Her next overseas jaunt was at age 5. Still a bit young for a travel diary, I created a "travel guide" for her. It was a little booklet full of activities (e.g. colouring-in; dot-to-dot etc.) which had a story (which I wrote) as its main theme. The basic premise was that there was a fairy which was trying to recover a host of treasures that had been stolen from fairyland, and she needed our daughter's assistance to find them. The things to find were located at various sights we were going to visit in New York and Canada. It worked brilliantly. She didn't complete everything (it wasn't meant to be "homework", after all) but she did try to find all of the sights in the treasure hunt. Some of the "missing fairyland treasures" included a crown (on the Statue of Liberty); a winged beast (Assyrian sculpture in the Metropolitan Museum of Art); a castle (Chateau Frontenac, Quebec); and a unicorn (the tapestries at The Cloisters, New York).

At seven, The Bookworm kept her own written diary, though it was more difficult to motivate her to write than do a treasure hunt. In addition, we bought her the cheapest available digital camera and a large capacity memory stick for the Christmas prior to the holiday. She took about 900 photos - some quite amazing, others barely distinguishable - as a means of recording what she saw. Yvette and I tried hard not to direct her as to what she should photograph, and as a result she got an eclectic photo gallery of things which she viewed as important. Sometimes we had to remind her to take the camera out, or that "now" might be a good photo opportunity, but often she did it on her own. As well as the photos taken by the adults - all carefully planned and framed etc. - we have a lovely record of incidental things overlooked by us, including floors, walls, fish in ponds, and the chandeliers at Versailles.

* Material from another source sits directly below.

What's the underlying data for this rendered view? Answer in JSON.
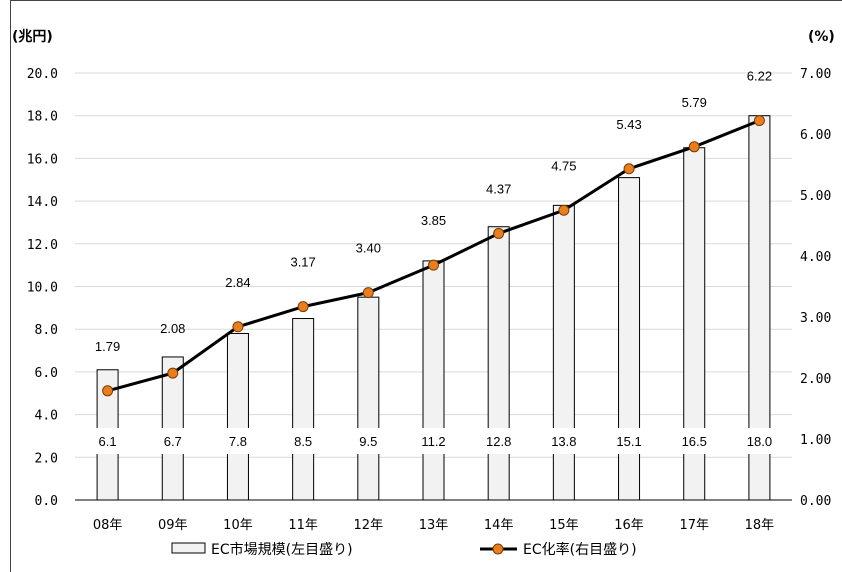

Our youngest daughter - "Bendy" - did a colouring-in book to remember various parts of the holiday - though whether she actually will remains to be seen.

For the adults, Yvette kept a hand written diary. I knew I'd be verbose, and to keep our weight limit down I used the tiny Asus computer we took away with us. I managed to type about 40 pages in three weeks - most of which I'd have not bothered to write if I had done it be hand. 

I also purchase a blank art book (spiral bound, with blank A4 size pages) and stick in all the tickets, brochures etc. collected along the way (arranged in order). These form a sort of visual diary of the trip to accompany the written diary. Despite all the wonderful experiences that travel brings, it is amazing the details that you forget as time passes. Keeping a diary re-ignites those memories, and can help you to recall those experiences with greater clarity in the future. With kids it is vital. They simply won't remember it all - just the best bits, or those things which impacted them the most. A diary will record their perspective long after it has faded from their minds.